Zulip Chat Archive

Stream: metaprogramming / tactics

Topic: Parsing a chain of characters


Paul Lezeau (Jun 22 2025 at 13:18):

Say I declare a syntax category mySyntax and declare

syntax "A" : mySyntax
syntax "B" : mySyntax

What would the idiomatic way to allow arbitrary combinations of A and B with no spaces in between be?

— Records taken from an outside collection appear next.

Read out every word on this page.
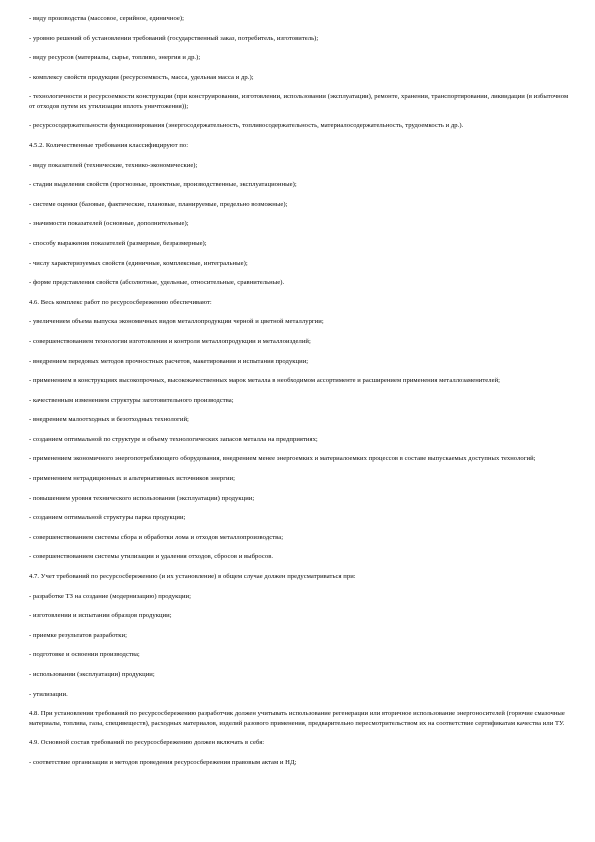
- виду производства (массовое, серийное, единичное);

- уровню решений об установлении требований (государственный заказ, потребитель, изготовитель);

- виду ресурсов (материалы, сырье, топливо, энергия и др.);

- комплексу свойств продукции (ресурсоемкость, масса, удельная масса и др.);

- технологичности и ресурсоемкости конструкции (при конструировании, изготовлении, использовании (эксплуатации), ремонте, хранении, транспортировании, ликвидации (в избыточном от отходов путем их утилизации вплоть уничтожения));

- ресурсосодержательности функционирования (энергосодержательность, топливосодержательность, материалосодержательность, трудоемкость и др.).

4.5.2. Количественные требования классифицируют по:

- виду показателей (технические, технико-экономические);

- стадии выделения свойств (прогнозные, проектные, производственные, эксплуатационные);

- системе оценки (базовые, фактические, плановые, планируемые, предельно возможные);

- значимости показателей (основные, дополнительные);

- способу выражения показателей (размерные, безразмерные);

- числу характеризуемых свойств (единичные, комплексные, интегральные);

- форме представления свойств (абсолютные, удельные, относительные, сравнительные).

4.6. Весь комплекс работ по ресурсосбережению обеспечивают:

- увеличением объема выпуска экономичных видов металлопродукции черной и цветной металлургии;

- совершенствованием технологии изготовления и контроля металлопродукции и металлоизделий;

- внедрением передовых методов прочностных расчетов, макетирования и испытания продукции;

- применением в конструкциях высокопрочных, высококачественных марок металла в необходимом ассортименте и расширением применения металлозаменителей;

- качественным изменением структуры заготовительного производства;

- внедрением малоотходных и безотходных технологий;

- созданием оптимальной по структуре и объему технологических запасов металла на предприятиях;

- применением экономичного энергопотребляющего оборудования, внедрением менее энергоемких и материалоемких процессов в составе выпускаемых доступных технологий;

- применением нетрадиционных и альтернативных источников энергии;

- повышением уровня технического использования (эксплуатации) продукции;

- созданием оптимальной структуры парка продукции;

- совершенствованием системы сбора и обработки лома и отходов металлопроизводства;

- совершенствованием системы утилизации и удаления отходов, сбросов и выбросов.

4.7. Учет требований по ресурсосбережению (и их установление) в общем случае должен предусматриваться при:

- разработке ТЗ на создание (модернизацию) продукции;

- изготовлении и испытании образцов продукции;

- приемке результатов разработки;

- подготовке и освоении производства;

- использовании (эксплуатации) продукции;

- утилизации.

4.8. При установлении требований по ресурсосбережению разработчик должен учитывать использование регенерации или вторичное использование энергоносителей (горючие смазочные материалы, топлива, газы, специвеществ), расходных материалов, изделий разового применения, предварительно пересмотрительством их на соответствие сертификатам качества или ТУ.

4.9. Основной состав требований по ресурсосбережению должен включать в себя:

- соответствие организации и методов проведения ресурсосбережения правовым актам и НД;
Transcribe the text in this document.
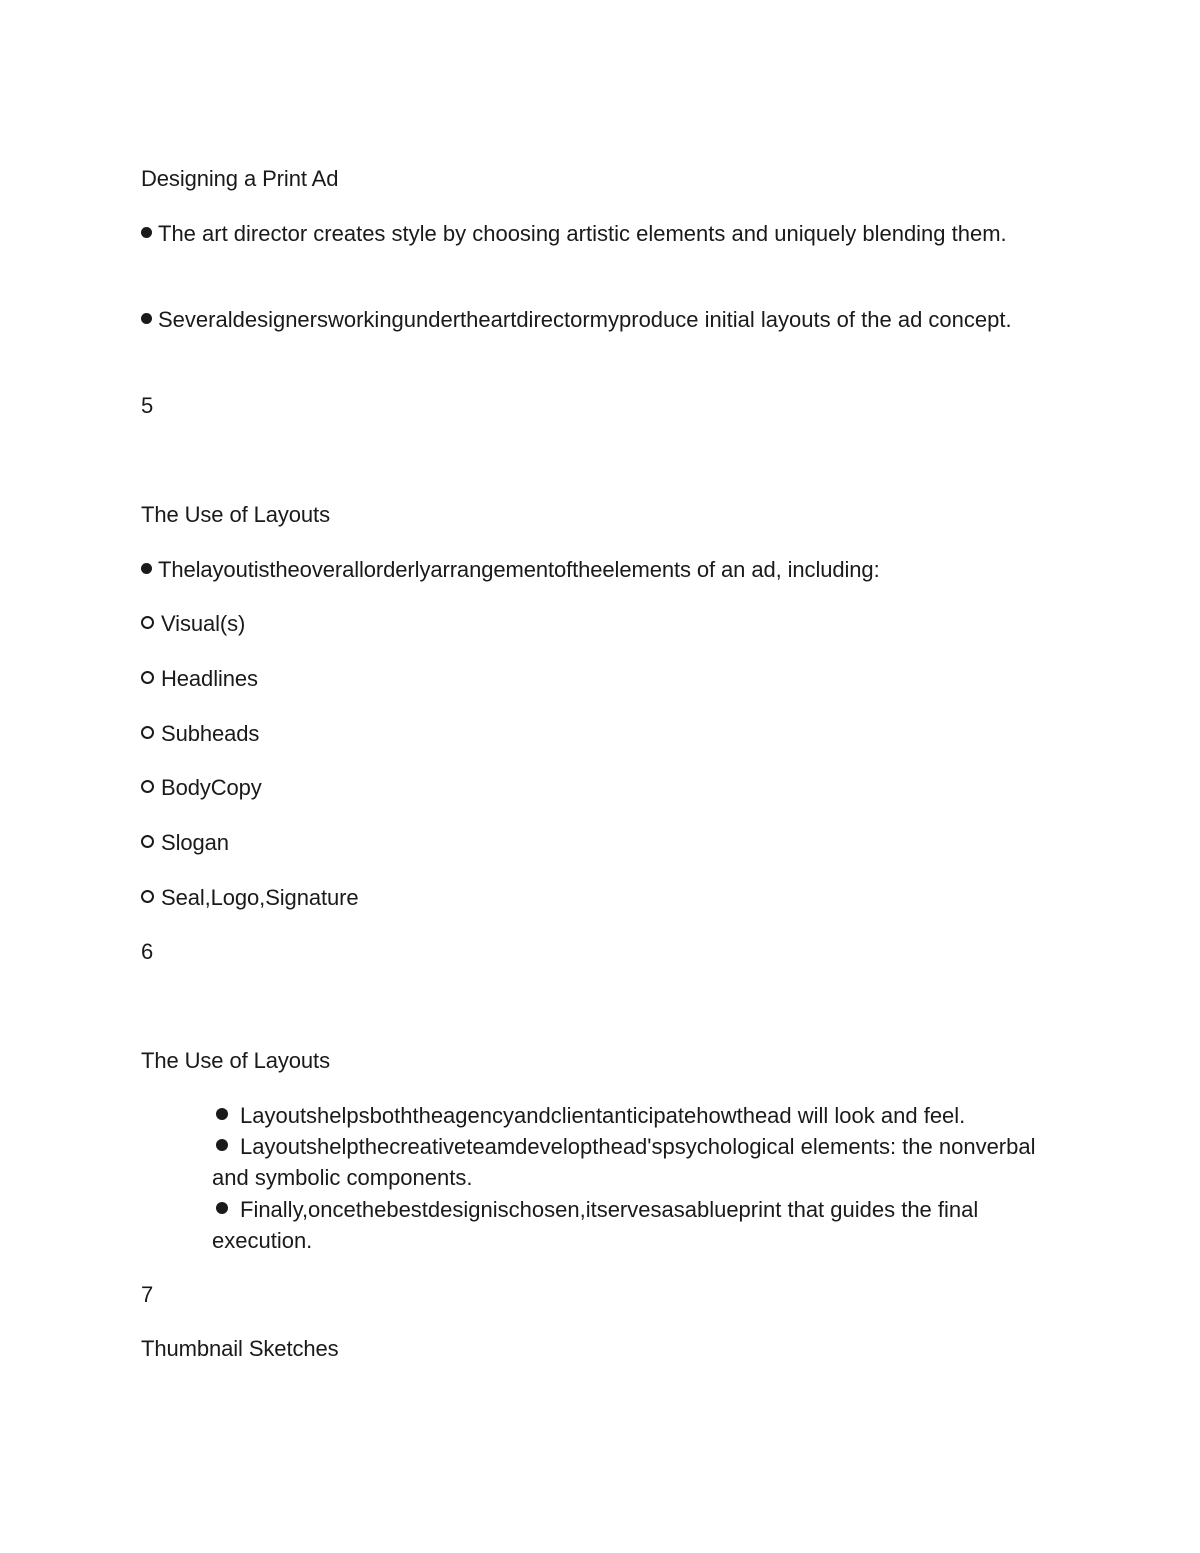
Designing a Print Ad
The art director creates style by choosing artistic elements and uniquely blending them.
Severaldesignersworkingundertheartdirectormyproduce initial layouts of the ad concept.
5
The Use of Layouts
Thelayoutistheoverallorderlyarrangementoftheelements of an ad, including:
Visual(s)
Headlines
Subheads
BodyCopy
Slogan
Seal,Logo,Signature
6
The Use of Layouts
Layoutshelpsboththeagencyandclientanticipatehowthead will look and feel.
Layoutshelpthecreativeteamdevelopthead'spsychological elements: the nonverbal and symbolic components.
Finally,oncethebestdesignischosen,itservesasablueprint that guides the final execution.
7
Thumbnail Sketches
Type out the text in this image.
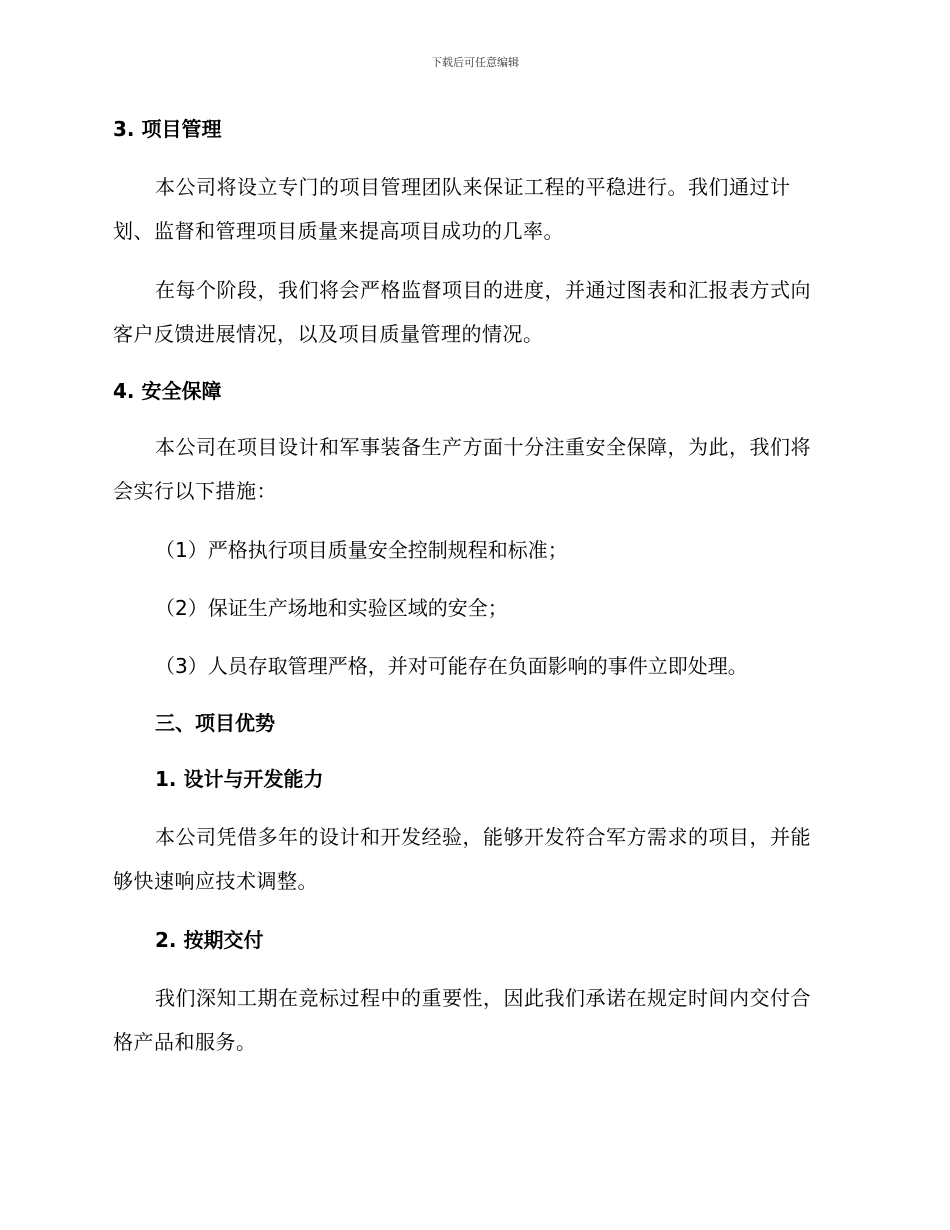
下载后可任意编辑
3. 项目管理
本公司将设立专门的项目管理团队来保证工程的平稳进行。我们通过计划、监督和管理项目质量来提高项目成功的几率。
在每个阶段，我们将会严格监督项目的进度，并通过图表和汇报表方式向客户反馈进展情况，以及项目质量管理的情况。
4. 安全保障
本公司在项目设计和军事装备生产方面十分注重安全保障，为此，我们将会实行以下措施：
（1）严格执行项目质量安全控制规程和标准；
（2）保证生产场地和实验区域的安全；
（3）人员存取管理严格，并对可能存在负面影响的事件立即处理。
三、项目优势
1. 设计与开发能力
本公司凭借多年的设计和开发经验，能够开发符合军方需求的项目，并能够快速响应技术调整。
2. 按期交付
我们深知工期在竞标过程中的重要性，因此我们承诺在规定时间内交付合格产品和服务。
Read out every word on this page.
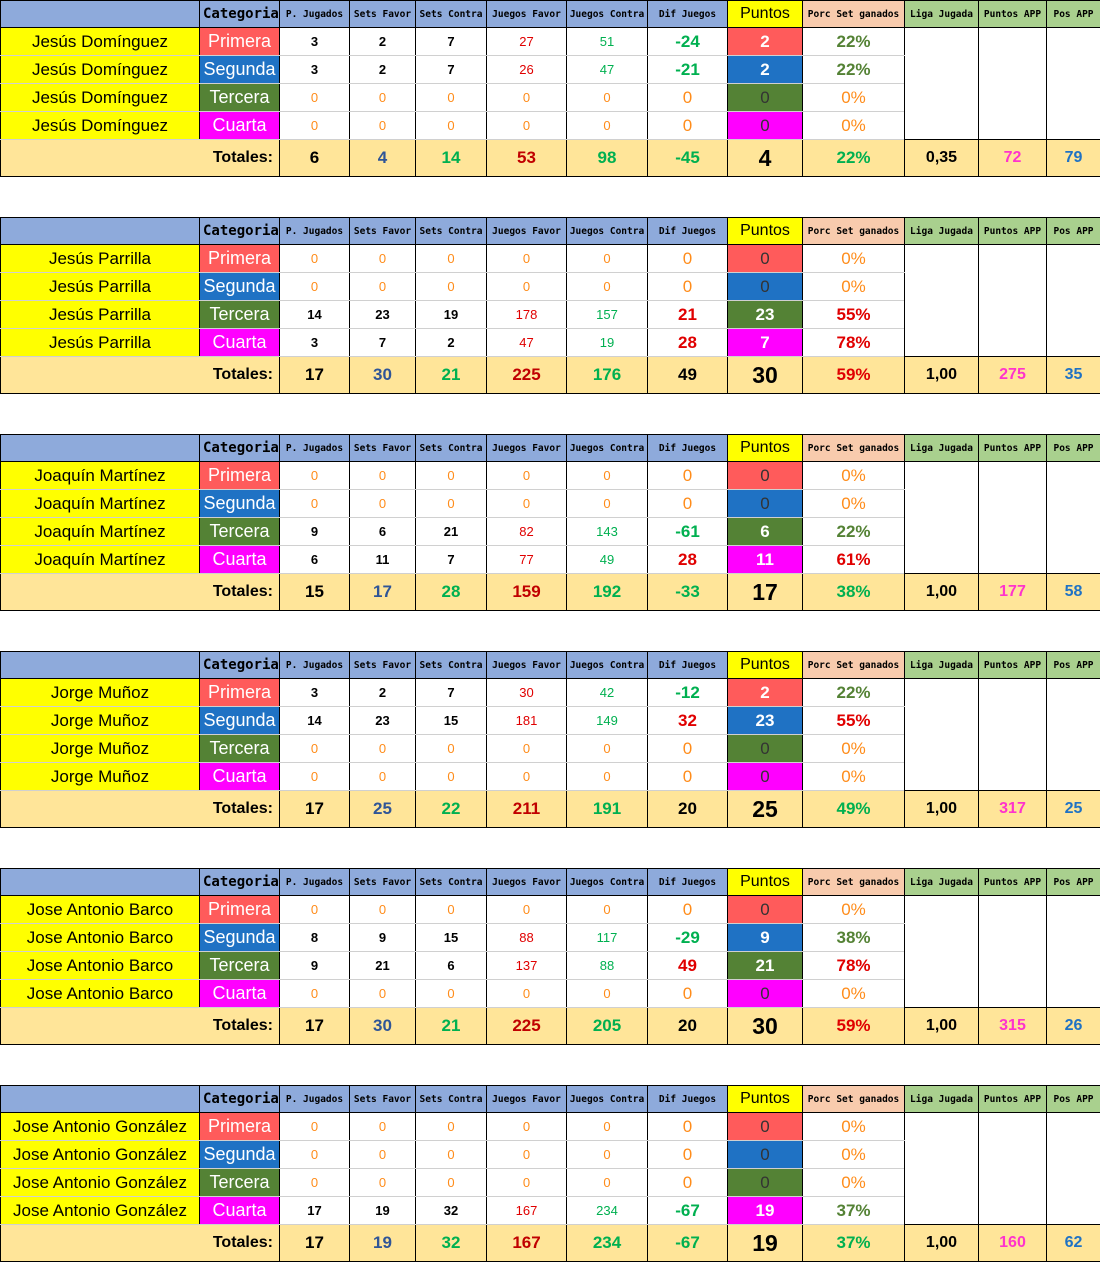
	Categoria	P. Jugados	Sets Favor	Sets Contra	Juegos Favor	Juegos Contra	Dif Juegos	Puntos	Porc Set ganados	Liga Jugada	Puntos APP	Pos APP
Jesús Domínguez	Primera	3	2	7	27	51	-24	2	22%			
Jesús Domínguez	Segunda	3	2	7	26	47	-21	2	22%			
Jesús Domínguez	Tercera	0	0	0	0	0	0	0	0%			
Jesús Domínguez	Cuarta	0	0	0	0	0	0	0	0%			
Totales:		6	4	14	53	98	-45	4	22%	0,35	72	79
	Categoria	P. Jugados	Sets Favor	Sets Contra	Juegos Favor	Juegos Contra	Dif Juegos	Puntos	Porc Set ganados	Liga Jugada	Puntos APP	Pos APP
Jesús Parrilla	Primera	0	0	0	0	0	0	0	0%			
Jesús Parrilla	Segunda	0	0	0	0	0	0	0	0%			
Jesús Parrilla	Tercera	14	23	19	178	157	21	23	55%			
Jesús Parrilla	Cuarta	3	7	2	47	19	28	7	78%			
Totales:		17	30	21	225	176	49	30	59%	1,00	275	35
	Categoria	P. Jugados	Sets Favor	Sets Contra	Juegos Favor	Juegos Contra	Dif Juegos	Puntos	Porc Set ganados	Liga Jugada	Puntos APP	Pos APP
Joaquín Martínez	Primera	0	0	0	0	0	0	0	0%			
Joaquín Martínez	Segunda	0	0	0	0	0	0	0	0%			
Joaquín Martínez	Tercera	9	6	21	82	143	-61	6	22%			
Joaquín Martínez	Cuarta	6	11	7	77	49	28	11	61%			
Totales:		15	17	28	159	192	-33	17	38%	1,00	177	58
	Categoria	P. Jugados	Sets Favor	Sets Contra	Juegos Favor	Juegos Contra	Dif Juegos	Puntos	Porc Set ganados	Liga Jugada	Puntos APP	Pos APP
Jorge Muñoz	Primera	3	2	7	30	42	-12	2	22%			
Jorge Muñoz	Segunda	14	23	15	181	149	32	23	55%			
Jorge Muñoz	Tercera	0	0	0	0	0	0	0	0%			
Jorge Muñoz	Cuarta	0	0	0	0	0	0	0	0%			
Totales:		17	25	22	211	191	20	25	49%	1,00	317	25
	Categoria	P. Jugados	Sets Favor	Sets Contra	Juegos Favor	Juegos Contra	Dif Juegos	Puntos	Porc Set ganados	Liga Jugada	Puntos APP	Pos APP
Jose Antonio Barco	Primera	0	0	0	0	0	0	0	0%			
Jose Antonio Barco	Segunda	8	9	15	88	117	-29	9	38%			
Jose Antonio Barco	Tercera	9	21	6	137	88	49	21	78%			
Jose Antonio Barco	Cuarta	0	0	0	0	0	0	0	0%			
Totales:		17	30	21	225	205	20	30	59%	1,00	315	26
	Categoria	P. Jugados	Sets Favor	Sets Contra	Juegos Favor	Juegos Contra	Dif Juegos	Puntos	Porc Set ganados	Liga Jugada	Puntos APP	Pos APP
Jose Antonio González	Primera	0	0	0	0	0	0	0	0%			
Jose Antonio González	Segunda	0	0	0	0	0	0	0	0%			
Jose Antonio González	Tercera	0	0	0	0	0	0	0	0%			
Jose Antonio González	Cuarta	17	19	32	167	234	-67	19	37%			
Totales:		17	19	32	167	234	-67	19	37%	1,00	160	62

E.g. something that made the following work would be great:

import Lean

open Lean Meta Elab Command

declare_syntax_cat mySyntax

syntax "A" : mySyntax
syntax "B" : mySyntax

-- This doesn't work
syntax mySyntax noWs mySyntax : mySyntax

elab "#testing" t:mySyntax : command => do
  Lean.logInfo "Success"

#testing A -- Success
#testing B -- Success
#testing AB --unexpected identifier; expected mySyntax

Robin Arnez (Jun 22 2025 at 14:18):

AB parses as a single token, an identifier. This is not really avoidable without hacks so what I'd do is:

import Lean

open Lean Meta Elab Command

declare_syntax_cat mySyntax

syntax ident : mySyntax

elab "#testing" t:mySyntax : command => do
  match t with
  | `(mySyntax| $i:ident) =>
    let n := i.getId
    let .str .anonymous s := n | throwError "Expected single name component"
    unless s.all (fun c => c == 'A' || c == 'B') do
      throwError "Invalid characters"
    Lean.logInfo "Success"
  | _ => throwUnsupportedSyntax

#testing A -- Success
#testing B -- Success
#testing AB -- Success
#testing C -- Invalid characters
#testing C.D -- Expected single name component

=> just parse identifiers in general and then check later whether the identifier is valid

Paul Lezeau (Jun 22 2025 at 14:36):

That's very helpful - thanks a lot!

Yakov Pechersky (Jun 22 2025 at 14:54):

Is there a way to hook into the parsers that get generated by the syntax declarations? For example, I might have a syntax category 'element' with tokens H, C, N, O, S, Cl. And I'd want to parse HCl as a molecule.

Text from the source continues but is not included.